It’s been sixteen days since radiation ended, which means I’ve got fifty-one more before anyone can tell me how well it worked and what level of surgery I’m in for. I know something is going to get cut out of me—how much and how soon is still in the “wait and find out” category. It’s not exactly thrilling to sit around with your own fate on backorder. Most days fly by fast enough that I barely think about anything beyond the immediate stuff—mostly the bag attached to me like a very clingy, very unhelpful sidekick.
But then there are the slow days. The quiet days. The sitting-on-the-couch-while-Tugboat-snores-from-another-room days. And on those days, my mind wanders into places I’d prefer it didn’t. Is the radiation still working? Did it kill off the cancer? Did it only annoy the cancer and make it stronger, like a Marvel villain origin story I never asked for? Those thoughts don’t show up often, but when they do, they sit heavy. Tonight is one of those nights. Not even Monday Night Football, good takeout, or Tugboat angrily asleep because he didn’t get a single table scrap has managed to shut my brain up. So, I’m left with the only thing that still works: writing.

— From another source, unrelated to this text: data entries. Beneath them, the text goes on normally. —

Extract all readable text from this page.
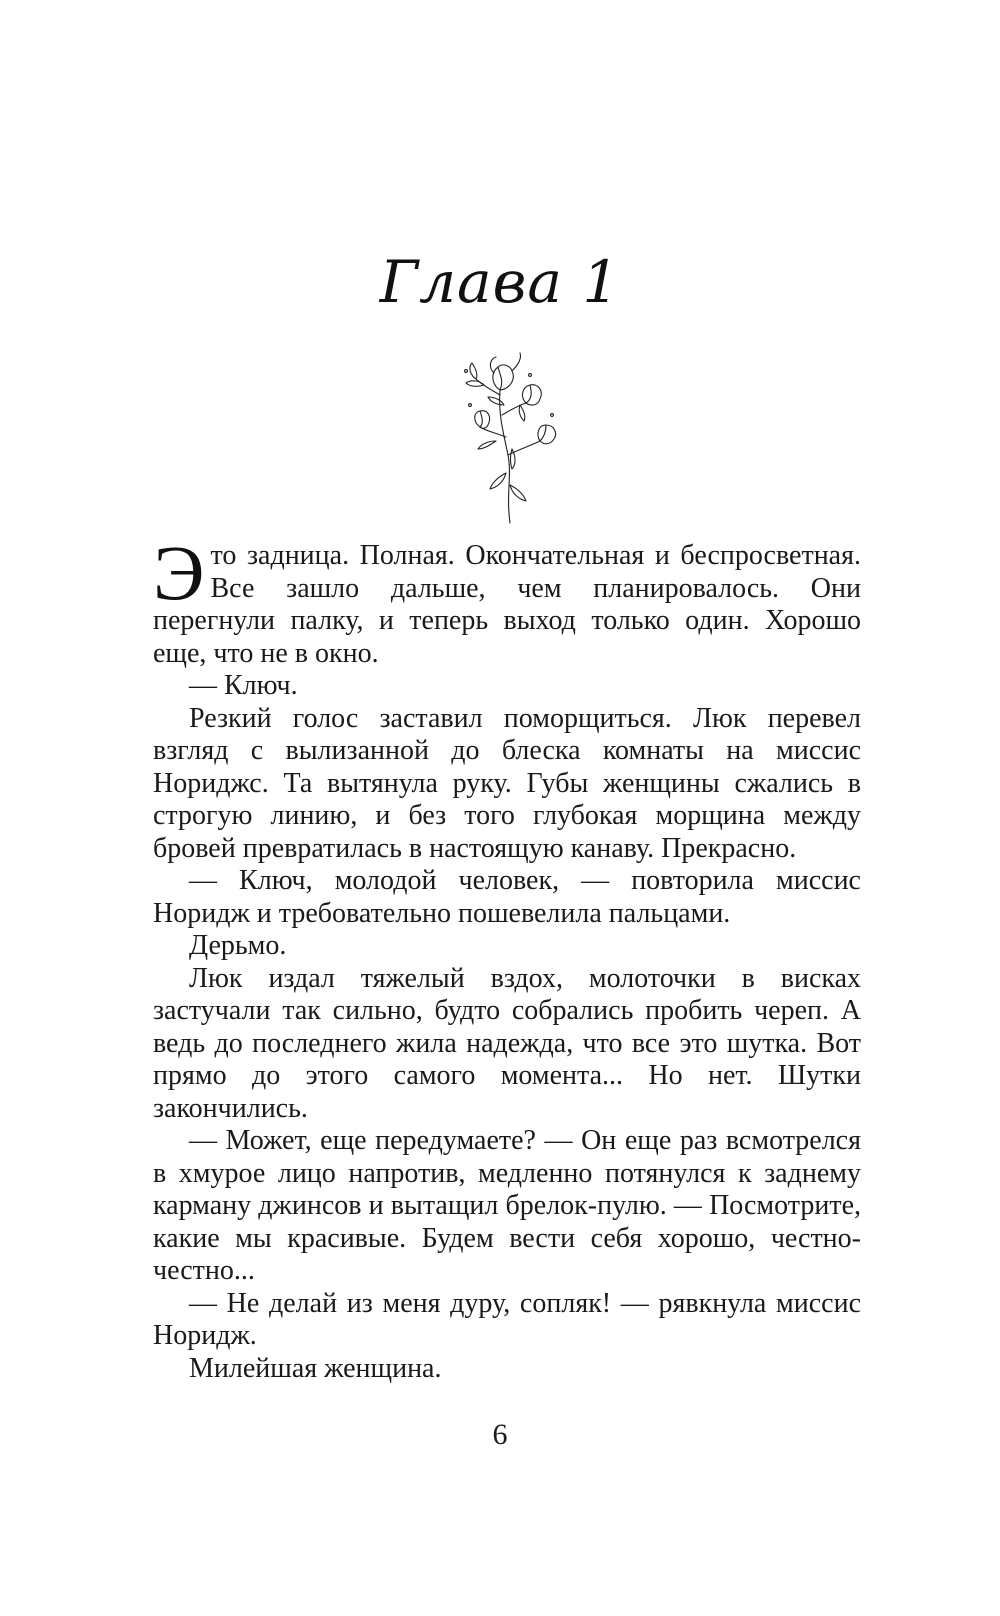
Глава 1

Это задница. Полная. Окончательная и беспросветная. Все зашло дальше, чем планировалось. Они перегнули палку, и теперь выход только один. Хорошо еще, что не в окно.

— Ключ.

Резкий голос заставил поморщиться. Люк перевел взгляд с вылизанной до блеска комнаты на миссис Нориджс. Та вытянула руку. Губы женщины сжались в строгую линию, и без того глубокая морщина между бровей превратилась в настоящую канаву. Прекрасно.

— Ключ, молодой человек, — повторила миссис Норидж и требовательно пошевелила пальцами.

Дерьмо.

Люк издал тяжелый вздох, молоточки в висках застучали так сильно, будто собрались пробить череп. А ведь до последнего жила надежда, что все это шутка. Вот прямо до этого самого момента... Но нет. Шутки закончились.

— Может, еще передумаете? — Он еще раз всмотрелся в хмурое лицо напротив, медленно потянулся к заднему карману джинсов и вытащил брелок-пулю. — Посмотрите, какие мы красивые. Будем вести себя хорошо, честно-честно...

— Не делай из меня дуру, сопляк! — рявкнула миссис Норидж.

Милейшая женщина.

6
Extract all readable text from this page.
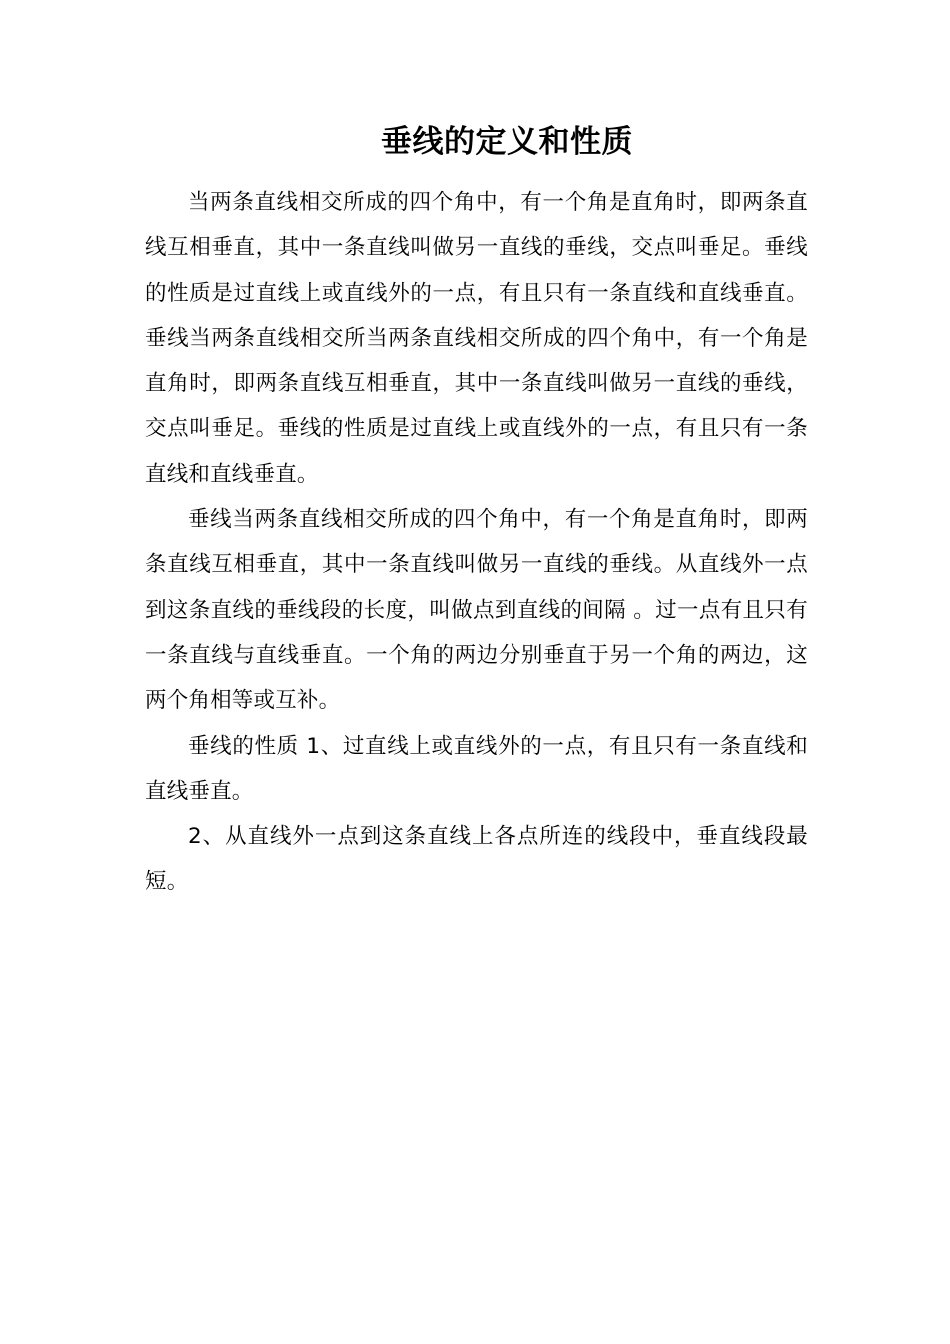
垂线的定义和性质

当两条直线相交所成的四个角中，有一个角是直角时，即两条直线互相垂直，其中一条直线叫做另一直线的垂线，交点叫垂足。垂线的性质是过直线上或直线外的一点，有且只有一条直线和直线垂直。垂线当两条直线相交所当两条直线相交所成的四个角中，有一个角是直角时，即两条直线互相垂直，其中一条直线叫做另一直线的垂线，交点叫垂足。垂线的性质是过直线上或直线外的一点，有且只有一条直线和直线垂直。

垂线当两条直线相交所成的四个角中，有一个角是直角时，即两条直线互相垂直，其中一条直线叫做另一直线的垂线。从直线外一点到这条直线的垂线段的长度，叫做点到直线的间隔 。过一点有且只有一条直线与直线垂直。一个角的两边分别垂直于另一个角的两边，这两个角相等或互补。

垂线的性质 1、过直线上或直线外的一点，有且只有一条直线和直线垂直。

2、从直线外一点到这条直线上各点所连的线段中，垂直线段最短。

When I got back from Houston on Halloween, I walked in to find nearly thirty packages waiting for me. I had ordered maybe… three things from Amazon? Four if you count the impulse buy I still don’t remember making? Certainly not enough to justify the wall of cardboard that greeted me. I knew I had people who cared about me, but seeing all those gifts made it embarrassingly obvious just how much.
There was a brand-new video game(Borderlands 4) so I could play online with a friend. A stack of books from someone’s favorite authors—perfect for keeping my mind busy during those quiet, late-night hours when the condo feels too still. And then there were the mystery gifts. No notes, no names, just vibes.
Someone sent my favorite brand of jeans—jeans that do not come in my size and always have to be tailored. And these? Already tailored. Perfectly. Which raises questions. Who knows that brand? Who knows my measurements? And who went full Project Runway behind the scenes? I genuinely have no clue. But they’re fantastic jeans, so the mystery tailor can stay anonymous.
Then there were a pair of Air Jordans. I have not worn Jordans since the third grade. These fit perfectly and were the same style from the third grade. Another mystery. Someone else sent me a Costco-sized package of Cascade dishwashing pods. I don’t know if it was a hint, a joke, or someone thinking, “You know what this man needs during cancer treatment? Immaculate dishes.”
And honestly? Gifts like these—meaningful, random, practical, absurd—they all do the same thing: they distract me exactly when I need it most. Even if the distraction is just me wondering who knows my exact waist size, who is monitoring my footwear nostalgia, or who thinks my dishes are a cry for help.
Tomorrow is a new day, and the countdown will tick to fifty. Tugboat and I are heading to bed grateful for the people who clearly pay more attention to my pant length, waist measurements, and shoe size than I ever realized. Maybe that’s the sign of a good friend. Or a very dedicated stalker. Either way, tonight, I’m grateful for the distraction.